KokkosBatched::Axpy

Defined in header: KokkosBatched_Axpy.hpp

struct SerialAxpy {
  template <typename XViewType, typename YViewType, typename alphaViewType>
  KOKKOS_INLINE_FUNCTION static int invoke(const alphaViewType &alpha,
                                           const XViewType &X,
                                           const YViewType &Y);
};

template <typename MemberType>
struct TeamAxpy {
  template <typename XViewType, typename YViewType, typename alphaViewType>
  KOKKOS_INLINE_FUNCTION static int invoke(const MemberType &member,
                                           const alphaViewType &alpha,
                                           const XViewType &X,
                                           const YViewType &Y);
};

template <typename MemberType>
struct TeamVectorAxpy {
  template <typename XViewType, typename YViewType, typename alphaViewType>
  KOKKOS_INLINE_FUNCTION static int invoke(const MemberType &member,
                                           const alphaViewType &alpha,
                                           const XViewType &X,
                                           const YViewType &Y);
};

Performs batched AXPY operations on sets of vectors.

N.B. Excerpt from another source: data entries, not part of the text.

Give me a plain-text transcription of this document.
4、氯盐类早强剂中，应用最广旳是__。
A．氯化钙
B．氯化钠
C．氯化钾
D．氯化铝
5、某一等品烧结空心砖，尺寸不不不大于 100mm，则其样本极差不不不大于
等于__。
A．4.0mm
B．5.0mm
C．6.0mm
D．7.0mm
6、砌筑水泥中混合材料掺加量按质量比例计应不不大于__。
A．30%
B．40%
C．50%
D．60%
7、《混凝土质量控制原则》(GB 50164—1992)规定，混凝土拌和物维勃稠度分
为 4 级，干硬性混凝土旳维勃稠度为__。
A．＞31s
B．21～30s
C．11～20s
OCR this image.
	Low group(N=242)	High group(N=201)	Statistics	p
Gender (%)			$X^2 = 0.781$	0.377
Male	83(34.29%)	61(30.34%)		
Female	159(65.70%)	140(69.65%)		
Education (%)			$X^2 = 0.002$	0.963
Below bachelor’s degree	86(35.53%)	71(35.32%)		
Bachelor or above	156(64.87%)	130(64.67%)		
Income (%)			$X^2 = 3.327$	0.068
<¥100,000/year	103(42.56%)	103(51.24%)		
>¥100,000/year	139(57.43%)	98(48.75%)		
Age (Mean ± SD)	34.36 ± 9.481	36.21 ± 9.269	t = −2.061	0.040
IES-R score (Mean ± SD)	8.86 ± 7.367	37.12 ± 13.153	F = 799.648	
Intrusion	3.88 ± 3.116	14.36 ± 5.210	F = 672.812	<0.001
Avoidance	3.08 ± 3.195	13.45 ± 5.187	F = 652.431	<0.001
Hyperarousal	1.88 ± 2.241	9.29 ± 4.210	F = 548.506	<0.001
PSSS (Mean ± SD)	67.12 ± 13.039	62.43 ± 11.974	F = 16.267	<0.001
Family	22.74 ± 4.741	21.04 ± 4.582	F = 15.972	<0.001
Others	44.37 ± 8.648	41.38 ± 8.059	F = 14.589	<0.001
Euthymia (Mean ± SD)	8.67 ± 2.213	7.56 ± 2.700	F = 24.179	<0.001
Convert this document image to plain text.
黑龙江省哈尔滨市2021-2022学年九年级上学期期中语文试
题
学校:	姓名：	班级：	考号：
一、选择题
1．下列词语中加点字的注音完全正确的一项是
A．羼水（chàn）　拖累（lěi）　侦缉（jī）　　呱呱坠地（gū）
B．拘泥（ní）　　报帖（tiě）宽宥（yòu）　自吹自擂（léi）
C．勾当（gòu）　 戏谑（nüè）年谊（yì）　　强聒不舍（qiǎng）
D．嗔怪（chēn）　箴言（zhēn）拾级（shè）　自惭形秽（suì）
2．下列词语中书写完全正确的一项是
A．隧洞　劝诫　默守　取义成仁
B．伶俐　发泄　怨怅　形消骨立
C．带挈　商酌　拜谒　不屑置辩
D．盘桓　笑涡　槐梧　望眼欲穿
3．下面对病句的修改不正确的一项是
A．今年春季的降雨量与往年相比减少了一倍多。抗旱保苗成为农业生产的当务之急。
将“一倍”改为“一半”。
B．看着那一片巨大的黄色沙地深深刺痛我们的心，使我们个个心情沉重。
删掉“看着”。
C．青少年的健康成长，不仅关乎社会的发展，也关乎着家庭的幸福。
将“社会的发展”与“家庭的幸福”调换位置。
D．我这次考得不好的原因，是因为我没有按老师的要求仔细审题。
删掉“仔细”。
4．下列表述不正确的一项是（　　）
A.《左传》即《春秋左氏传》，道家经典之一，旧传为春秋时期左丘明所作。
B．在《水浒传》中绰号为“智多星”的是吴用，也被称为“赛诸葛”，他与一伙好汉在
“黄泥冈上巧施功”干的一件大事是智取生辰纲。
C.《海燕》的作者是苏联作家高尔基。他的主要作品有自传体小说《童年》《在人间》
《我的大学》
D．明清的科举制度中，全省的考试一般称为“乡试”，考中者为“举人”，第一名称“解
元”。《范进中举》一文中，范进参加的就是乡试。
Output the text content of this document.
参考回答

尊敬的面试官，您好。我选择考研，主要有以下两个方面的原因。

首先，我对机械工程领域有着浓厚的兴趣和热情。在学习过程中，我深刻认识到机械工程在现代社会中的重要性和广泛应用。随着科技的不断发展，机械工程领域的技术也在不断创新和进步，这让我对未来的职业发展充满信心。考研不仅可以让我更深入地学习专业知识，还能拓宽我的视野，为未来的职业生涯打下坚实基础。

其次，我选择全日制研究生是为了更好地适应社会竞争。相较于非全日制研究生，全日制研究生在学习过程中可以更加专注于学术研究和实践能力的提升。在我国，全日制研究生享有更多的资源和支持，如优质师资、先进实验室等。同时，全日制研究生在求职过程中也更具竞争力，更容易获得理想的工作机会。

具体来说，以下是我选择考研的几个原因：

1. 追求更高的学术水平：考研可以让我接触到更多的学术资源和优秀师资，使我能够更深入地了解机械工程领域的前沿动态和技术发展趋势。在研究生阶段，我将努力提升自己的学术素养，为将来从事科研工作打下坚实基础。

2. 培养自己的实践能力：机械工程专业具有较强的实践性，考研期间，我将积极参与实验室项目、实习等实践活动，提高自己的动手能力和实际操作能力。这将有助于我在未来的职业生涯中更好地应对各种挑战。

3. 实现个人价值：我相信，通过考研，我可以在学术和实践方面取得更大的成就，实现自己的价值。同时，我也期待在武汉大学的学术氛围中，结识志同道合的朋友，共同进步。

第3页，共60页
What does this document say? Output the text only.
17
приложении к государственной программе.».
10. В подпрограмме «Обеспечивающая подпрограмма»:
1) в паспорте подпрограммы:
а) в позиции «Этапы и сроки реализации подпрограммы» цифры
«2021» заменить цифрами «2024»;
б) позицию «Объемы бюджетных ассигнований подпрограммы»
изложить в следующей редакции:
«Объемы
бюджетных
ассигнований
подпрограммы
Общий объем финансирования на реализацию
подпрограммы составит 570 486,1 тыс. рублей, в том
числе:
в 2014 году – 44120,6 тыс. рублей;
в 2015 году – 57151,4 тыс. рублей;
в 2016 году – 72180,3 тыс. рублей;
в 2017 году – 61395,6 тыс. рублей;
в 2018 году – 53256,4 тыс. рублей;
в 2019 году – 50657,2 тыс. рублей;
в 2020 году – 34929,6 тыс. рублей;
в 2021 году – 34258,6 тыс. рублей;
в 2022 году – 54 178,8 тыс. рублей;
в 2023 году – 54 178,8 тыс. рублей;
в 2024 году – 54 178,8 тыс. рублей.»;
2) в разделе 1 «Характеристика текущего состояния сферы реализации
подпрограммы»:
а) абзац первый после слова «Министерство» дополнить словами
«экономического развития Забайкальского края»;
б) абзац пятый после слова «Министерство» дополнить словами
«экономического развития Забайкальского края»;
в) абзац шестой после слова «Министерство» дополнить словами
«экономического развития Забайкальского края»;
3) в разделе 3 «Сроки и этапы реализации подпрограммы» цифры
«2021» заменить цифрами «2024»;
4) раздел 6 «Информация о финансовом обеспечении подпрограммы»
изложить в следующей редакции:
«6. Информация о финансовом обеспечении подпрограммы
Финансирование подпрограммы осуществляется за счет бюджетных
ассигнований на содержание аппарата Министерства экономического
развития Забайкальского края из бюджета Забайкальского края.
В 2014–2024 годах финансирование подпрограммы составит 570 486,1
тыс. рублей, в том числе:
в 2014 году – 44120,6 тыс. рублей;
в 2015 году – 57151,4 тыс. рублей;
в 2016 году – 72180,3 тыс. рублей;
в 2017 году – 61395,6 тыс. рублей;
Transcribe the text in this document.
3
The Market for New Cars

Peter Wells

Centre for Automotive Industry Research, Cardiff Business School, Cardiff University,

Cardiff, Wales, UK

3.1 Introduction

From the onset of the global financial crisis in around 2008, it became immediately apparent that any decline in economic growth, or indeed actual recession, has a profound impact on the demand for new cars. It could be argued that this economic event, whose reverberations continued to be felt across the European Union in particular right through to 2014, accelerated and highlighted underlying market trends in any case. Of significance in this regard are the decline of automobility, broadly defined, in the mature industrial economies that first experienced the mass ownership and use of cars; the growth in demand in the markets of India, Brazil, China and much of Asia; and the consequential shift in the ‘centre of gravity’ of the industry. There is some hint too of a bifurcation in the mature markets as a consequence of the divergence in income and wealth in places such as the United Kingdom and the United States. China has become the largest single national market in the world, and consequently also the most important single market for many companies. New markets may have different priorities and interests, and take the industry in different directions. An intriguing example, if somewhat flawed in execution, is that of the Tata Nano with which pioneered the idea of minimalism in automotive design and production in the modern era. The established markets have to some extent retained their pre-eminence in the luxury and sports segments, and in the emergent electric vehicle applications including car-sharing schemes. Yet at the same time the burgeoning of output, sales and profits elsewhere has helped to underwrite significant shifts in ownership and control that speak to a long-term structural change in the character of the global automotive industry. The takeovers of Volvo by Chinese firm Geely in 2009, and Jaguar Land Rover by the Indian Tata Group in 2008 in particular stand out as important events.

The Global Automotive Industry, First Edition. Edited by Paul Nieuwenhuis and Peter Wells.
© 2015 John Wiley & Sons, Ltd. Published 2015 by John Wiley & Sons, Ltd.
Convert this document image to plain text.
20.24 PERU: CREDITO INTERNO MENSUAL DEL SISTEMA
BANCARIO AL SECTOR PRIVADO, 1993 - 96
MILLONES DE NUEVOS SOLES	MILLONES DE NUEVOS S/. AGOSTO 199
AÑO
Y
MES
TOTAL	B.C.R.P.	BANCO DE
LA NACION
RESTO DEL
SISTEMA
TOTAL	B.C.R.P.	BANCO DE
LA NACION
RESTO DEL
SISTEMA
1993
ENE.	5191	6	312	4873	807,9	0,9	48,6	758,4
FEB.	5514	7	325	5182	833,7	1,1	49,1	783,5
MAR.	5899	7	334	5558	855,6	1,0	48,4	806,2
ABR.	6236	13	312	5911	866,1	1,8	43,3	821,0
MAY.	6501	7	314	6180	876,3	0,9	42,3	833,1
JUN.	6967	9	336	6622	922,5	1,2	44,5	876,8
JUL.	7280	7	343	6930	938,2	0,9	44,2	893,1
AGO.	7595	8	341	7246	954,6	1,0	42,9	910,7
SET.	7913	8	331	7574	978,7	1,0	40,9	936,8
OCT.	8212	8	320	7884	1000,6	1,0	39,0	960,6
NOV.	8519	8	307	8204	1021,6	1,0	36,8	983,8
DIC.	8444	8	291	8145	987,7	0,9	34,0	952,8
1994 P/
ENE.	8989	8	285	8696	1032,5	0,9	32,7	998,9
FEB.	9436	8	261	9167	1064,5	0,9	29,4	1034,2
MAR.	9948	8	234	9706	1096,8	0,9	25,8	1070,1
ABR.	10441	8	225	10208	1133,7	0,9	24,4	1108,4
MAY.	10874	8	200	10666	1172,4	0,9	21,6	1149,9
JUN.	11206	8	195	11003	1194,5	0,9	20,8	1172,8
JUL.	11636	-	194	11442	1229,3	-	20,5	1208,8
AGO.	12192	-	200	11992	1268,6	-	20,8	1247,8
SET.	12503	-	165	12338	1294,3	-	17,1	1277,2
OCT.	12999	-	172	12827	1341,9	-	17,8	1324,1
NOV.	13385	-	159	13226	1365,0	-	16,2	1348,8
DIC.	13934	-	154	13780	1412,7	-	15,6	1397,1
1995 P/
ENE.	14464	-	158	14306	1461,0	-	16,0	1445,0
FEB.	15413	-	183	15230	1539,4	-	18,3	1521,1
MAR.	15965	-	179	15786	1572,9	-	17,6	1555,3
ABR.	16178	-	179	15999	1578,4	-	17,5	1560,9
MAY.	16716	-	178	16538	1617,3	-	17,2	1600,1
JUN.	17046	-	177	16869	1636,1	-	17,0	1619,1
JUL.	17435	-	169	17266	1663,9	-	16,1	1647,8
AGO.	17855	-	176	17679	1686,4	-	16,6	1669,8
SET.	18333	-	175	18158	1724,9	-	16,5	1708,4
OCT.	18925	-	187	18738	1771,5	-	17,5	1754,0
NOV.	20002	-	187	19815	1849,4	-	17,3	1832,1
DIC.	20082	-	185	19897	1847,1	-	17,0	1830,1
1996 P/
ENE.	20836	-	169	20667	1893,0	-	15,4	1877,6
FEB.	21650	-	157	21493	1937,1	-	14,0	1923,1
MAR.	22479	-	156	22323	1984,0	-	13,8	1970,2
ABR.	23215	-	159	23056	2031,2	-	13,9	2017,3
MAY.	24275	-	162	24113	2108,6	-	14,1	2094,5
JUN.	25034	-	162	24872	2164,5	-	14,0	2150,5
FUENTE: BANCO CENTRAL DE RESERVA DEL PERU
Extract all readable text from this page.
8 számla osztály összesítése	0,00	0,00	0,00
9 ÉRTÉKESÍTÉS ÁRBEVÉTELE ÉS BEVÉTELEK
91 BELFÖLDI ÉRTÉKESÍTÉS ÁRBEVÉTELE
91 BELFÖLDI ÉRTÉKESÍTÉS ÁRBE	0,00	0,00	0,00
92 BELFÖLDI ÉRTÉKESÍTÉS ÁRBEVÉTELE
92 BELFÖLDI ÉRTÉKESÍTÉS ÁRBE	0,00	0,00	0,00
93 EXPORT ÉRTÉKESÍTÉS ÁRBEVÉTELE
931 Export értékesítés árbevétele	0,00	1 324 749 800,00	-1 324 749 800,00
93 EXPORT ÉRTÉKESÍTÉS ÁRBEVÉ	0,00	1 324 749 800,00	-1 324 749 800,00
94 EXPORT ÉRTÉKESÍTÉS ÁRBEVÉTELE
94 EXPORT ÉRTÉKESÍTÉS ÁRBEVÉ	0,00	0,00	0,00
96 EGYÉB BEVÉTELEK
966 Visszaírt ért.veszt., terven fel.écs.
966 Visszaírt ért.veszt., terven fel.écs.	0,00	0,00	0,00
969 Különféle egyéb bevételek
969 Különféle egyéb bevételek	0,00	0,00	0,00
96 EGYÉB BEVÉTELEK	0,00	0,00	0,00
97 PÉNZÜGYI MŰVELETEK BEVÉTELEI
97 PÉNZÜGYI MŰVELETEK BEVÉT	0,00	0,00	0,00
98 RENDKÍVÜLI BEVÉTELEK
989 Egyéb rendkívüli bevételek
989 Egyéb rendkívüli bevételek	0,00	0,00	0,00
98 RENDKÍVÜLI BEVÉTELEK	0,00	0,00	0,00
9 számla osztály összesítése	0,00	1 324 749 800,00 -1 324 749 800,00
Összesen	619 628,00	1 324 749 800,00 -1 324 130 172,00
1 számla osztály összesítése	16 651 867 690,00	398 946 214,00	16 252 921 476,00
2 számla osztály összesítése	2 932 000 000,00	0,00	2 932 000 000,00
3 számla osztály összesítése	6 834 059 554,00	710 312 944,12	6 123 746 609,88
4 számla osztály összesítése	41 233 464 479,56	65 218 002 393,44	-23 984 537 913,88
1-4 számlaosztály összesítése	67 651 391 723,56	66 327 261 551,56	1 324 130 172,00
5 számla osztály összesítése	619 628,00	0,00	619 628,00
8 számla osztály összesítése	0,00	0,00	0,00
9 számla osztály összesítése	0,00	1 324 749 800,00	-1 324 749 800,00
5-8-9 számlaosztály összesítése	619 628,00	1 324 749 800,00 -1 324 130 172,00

For each vector pair in the batch, computes:

\[y_i = \alpha_i \cdot x_i + y_i\]

where:

  • \(x_i\) and \(y_i\) are vectors in the i-th batch

  • \(\alpha_i\) is a scalar value for the i-th operation

  • The operation updates \(y_i\) in-place

This is a fundamental BLAS Level 1 operation implemented for batched execution in parallel computing environments.

Parameters

member:

Team execution policy instance (not used in Serial mode)

alpha:

Input view containing scalar coefficients

X:

Input view containing batch of vectors to be scaled

Y:

Input/output view containing batch of vectors to be updated

Type Requirements

  • MemberType must be a Kokkos TeamPolicy member type

  • XViewType and YViewType must be:

    • Rank-2 Kokkos Views with dimensions (batch_size, vector_length)

    • Compatible value types that support multiplication and addition

    • Compatible dimensions (same number of vectors with same lengths)

  • alphaViewType must be:

    • Rank-1 Kokkos View with dimension (batch_size)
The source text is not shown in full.